Im planning on setting up a 29gal with only about 2 types of plants which are:

Eleocharis acicularis > Dawrf Hair Grass
Lindernia rotundifolia > Baby Tear

I plan on using DIY CO2 and flourite as the substrate. The layout will be hair grass everywhere except the right corner where the baby tear will be raised on a mound. Rockwork will be done in the grassy field.

My question is would this be enough light for what i plan to do. Heres a link to the light i want to buy:
http://www.petmeister.com/item2301.htm

Remember i wont have any shaded spots so if that helps then take that into mind  I hope this light can work for what i plan to do because i dont want to spend a lot on such a simple looking tank if you know what i mean.


----------



## JanS (Apr 14, 2004)

Wow, that's a pretty good price for the light.

That would give you a little over 2 WPG, but you do have to take into consideration that a 29 is a little higher so the light has more water go go through to get to the bottom, which is where your plant selections will be.
I've never tried Hairgrass, but the Baby Tears _might_ be okay, especially if they're going to be in a mound.


----------



## Error (Apr 16, 2004)

If you maintain your CO2 between 20 and 30ppm and you keep up with your fertilizers and water changes, that should be a healthy tank.

You probably will also want a different bulb for that fixture. I use 6700K.


----------



## dennis (Mar 1, 2004)

That's enought light to grow almost anything and yet still not be to hard to manage. Like Error said, keep you CO2 levels good, and your ferts in order and everything will be just fine


----------



## skinns (Apr 8, 2004)

I'm in the same boat. I have 29 gallon that I bought for $5 at a garage sale. I have been looking at these for about a month. Granted I'm using a standard plastic light canopy with a aqua-glow 20w flourescent/no reflector right now and things are doing ....um ok. I mean the plants are growing straight up reaching for the stars and I applogize to them secretly without my girl hearing me everynight. 

Can't wait to add a good lighting system.


----------



## bharada (Apr 17, 2004)

One thing to consider is that there aren't any 30" long PC bulbs. The fixture you linked to is a 23" bulb in a 30" wide fixture so you're not going to get full side to side coverage over your tank.

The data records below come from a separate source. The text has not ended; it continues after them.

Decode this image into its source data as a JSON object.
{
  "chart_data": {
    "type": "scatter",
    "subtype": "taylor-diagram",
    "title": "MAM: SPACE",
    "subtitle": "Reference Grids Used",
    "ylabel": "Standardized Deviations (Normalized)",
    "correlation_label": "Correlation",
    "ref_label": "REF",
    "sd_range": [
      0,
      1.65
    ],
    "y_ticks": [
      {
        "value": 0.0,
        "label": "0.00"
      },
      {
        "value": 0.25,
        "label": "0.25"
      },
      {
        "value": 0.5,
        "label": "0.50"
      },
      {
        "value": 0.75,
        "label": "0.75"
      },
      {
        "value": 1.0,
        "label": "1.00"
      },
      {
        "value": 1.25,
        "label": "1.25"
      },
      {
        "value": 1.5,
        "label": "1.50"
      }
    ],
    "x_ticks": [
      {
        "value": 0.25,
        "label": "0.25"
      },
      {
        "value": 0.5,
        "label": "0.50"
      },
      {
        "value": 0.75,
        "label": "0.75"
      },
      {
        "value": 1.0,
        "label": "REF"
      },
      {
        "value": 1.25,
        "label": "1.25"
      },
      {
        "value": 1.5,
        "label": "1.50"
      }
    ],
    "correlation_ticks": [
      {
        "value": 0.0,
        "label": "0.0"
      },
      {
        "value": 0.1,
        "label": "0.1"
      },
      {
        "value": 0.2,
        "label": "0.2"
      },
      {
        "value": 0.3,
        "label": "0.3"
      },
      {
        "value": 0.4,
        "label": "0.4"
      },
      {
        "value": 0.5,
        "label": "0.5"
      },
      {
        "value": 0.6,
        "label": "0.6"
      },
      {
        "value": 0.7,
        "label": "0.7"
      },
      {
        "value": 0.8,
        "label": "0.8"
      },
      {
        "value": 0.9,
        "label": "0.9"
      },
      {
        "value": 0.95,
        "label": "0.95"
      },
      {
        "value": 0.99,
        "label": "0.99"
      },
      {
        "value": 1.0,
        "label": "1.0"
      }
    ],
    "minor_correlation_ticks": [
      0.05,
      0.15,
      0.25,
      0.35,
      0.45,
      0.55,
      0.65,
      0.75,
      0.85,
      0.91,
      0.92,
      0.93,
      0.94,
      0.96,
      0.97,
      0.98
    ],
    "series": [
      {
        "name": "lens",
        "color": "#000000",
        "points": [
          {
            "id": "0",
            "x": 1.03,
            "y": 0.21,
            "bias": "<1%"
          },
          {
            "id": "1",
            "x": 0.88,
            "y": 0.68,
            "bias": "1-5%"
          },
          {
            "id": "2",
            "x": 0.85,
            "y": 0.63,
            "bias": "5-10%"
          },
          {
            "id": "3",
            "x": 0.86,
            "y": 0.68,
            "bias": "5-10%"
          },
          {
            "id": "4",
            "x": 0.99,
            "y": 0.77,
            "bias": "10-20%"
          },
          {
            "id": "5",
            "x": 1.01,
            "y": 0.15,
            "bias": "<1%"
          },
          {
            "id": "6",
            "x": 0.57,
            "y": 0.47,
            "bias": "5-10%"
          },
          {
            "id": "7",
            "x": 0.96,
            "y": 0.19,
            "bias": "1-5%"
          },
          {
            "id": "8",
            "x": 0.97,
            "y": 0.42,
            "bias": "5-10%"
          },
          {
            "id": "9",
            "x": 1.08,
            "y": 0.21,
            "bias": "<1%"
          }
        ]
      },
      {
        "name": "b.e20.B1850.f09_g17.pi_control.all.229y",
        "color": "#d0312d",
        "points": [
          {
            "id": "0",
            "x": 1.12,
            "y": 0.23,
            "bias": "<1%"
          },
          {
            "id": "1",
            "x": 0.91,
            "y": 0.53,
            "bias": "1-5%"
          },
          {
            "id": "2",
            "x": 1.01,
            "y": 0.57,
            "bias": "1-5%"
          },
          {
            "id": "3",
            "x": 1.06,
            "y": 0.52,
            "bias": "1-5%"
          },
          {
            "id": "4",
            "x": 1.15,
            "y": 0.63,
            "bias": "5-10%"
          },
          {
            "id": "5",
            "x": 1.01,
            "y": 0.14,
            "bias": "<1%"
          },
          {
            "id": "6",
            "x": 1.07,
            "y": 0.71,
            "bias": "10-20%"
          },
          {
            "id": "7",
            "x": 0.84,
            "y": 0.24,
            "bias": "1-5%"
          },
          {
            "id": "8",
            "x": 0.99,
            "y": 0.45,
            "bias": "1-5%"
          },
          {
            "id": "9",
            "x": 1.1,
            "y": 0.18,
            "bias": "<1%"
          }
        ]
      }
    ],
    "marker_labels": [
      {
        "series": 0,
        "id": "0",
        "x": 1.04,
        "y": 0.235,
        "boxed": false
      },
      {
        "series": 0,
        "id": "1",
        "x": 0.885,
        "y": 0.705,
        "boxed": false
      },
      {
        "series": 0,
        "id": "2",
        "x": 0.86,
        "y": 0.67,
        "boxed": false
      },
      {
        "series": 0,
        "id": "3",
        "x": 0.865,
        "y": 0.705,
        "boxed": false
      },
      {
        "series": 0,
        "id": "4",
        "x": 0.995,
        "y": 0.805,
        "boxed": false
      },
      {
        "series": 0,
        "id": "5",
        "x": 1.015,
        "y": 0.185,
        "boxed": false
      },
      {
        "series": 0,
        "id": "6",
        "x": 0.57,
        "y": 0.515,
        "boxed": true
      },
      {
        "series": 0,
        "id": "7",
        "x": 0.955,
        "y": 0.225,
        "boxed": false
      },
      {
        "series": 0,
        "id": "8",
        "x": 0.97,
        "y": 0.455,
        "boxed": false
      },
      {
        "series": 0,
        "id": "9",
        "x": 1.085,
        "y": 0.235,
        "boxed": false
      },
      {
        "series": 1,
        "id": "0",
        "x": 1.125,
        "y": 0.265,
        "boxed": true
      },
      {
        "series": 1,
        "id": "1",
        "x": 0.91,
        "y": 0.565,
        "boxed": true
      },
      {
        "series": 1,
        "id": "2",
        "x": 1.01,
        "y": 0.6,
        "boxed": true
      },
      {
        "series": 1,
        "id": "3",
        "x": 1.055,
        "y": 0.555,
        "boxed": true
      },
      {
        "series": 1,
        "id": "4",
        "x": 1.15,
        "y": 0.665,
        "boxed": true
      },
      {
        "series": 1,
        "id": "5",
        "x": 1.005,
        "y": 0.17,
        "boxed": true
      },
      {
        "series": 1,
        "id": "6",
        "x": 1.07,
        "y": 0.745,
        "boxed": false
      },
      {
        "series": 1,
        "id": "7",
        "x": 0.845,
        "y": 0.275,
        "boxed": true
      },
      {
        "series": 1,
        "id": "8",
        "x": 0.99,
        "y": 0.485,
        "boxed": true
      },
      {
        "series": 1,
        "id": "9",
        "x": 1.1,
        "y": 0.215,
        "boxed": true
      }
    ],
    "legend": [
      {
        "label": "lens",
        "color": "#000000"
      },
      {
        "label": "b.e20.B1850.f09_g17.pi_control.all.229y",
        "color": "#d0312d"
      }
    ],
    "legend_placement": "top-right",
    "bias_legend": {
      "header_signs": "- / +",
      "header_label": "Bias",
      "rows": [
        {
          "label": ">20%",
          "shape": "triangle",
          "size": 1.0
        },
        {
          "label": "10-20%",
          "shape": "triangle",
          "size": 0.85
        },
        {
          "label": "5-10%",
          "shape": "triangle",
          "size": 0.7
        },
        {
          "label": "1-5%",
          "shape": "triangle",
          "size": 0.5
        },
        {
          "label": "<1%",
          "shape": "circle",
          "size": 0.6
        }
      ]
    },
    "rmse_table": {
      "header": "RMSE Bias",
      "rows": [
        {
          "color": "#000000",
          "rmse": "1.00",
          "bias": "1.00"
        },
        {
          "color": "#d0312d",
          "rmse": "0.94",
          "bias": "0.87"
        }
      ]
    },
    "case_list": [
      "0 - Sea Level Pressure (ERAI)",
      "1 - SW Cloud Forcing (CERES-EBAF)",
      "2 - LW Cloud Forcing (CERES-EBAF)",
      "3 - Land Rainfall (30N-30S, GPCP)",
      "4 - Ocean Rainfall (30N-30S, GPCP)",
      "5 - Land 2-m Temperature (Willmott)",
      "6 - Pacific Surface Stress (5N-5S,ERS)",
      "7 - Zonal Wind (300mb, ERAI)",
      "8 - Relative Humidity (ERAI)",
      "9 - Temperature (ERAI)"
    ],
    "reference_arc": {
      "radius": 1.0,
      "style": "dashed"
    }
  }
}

I run two 24" wide Aqualights over my 29, one with a 6700K bulb and the other a 10000K. Both lights have the optional legs attached to keep it off the glass top (to keep the heat down). I keep one fixture slid over to one side of the tank that has the higher light demanding plants. The other fixture is centered. This works out pretty well for me as the side "darker" side of the tank is where I'm trying to get my micranthemoides to grow vertically.


----------



## Daemonfly (Mar 21, 2004)

I have an AHSupply 55w kit along with a diffused 20w normal bulb and the hairgrass is growing ok. 

I am going to upgrade all that to 4x 20w overdriven bulbs, which will give me about 120w. I'm getting in some more rarer plants though, hence the upgrade.


----------



## midkiffsjoy (Sep 5, 2004)

skinns said:


> I'm in the same boat. I have 29 gallon that I bought for $5 at a garage sale.


WAY TO GO YOU LUCKY DOG YOU!!!! *grin* Im glad to hear Im not the only one that loves digging thorugh other peoples left overs for great finds. I didnt relize how good I had it till I gave a friend of mine the 20L outta my bath/dressing room, and then decided I wanted to replace it (VERY relaxing to watch while soaking in a hot bubble bath). My eyes almost popped outta my head when I relized how much they are new. Didn't relize what a good deal Id gotten ($3.00). But when I saw that 30 gallon set up for $50.00, I didnt think twice. *grin*

Joy

Cant help it.....its been a WHILE since SOMEONE in my family didnt have a spare laying around, so I just HADNT had the need to look at new tank prices. grin. :shock:


----------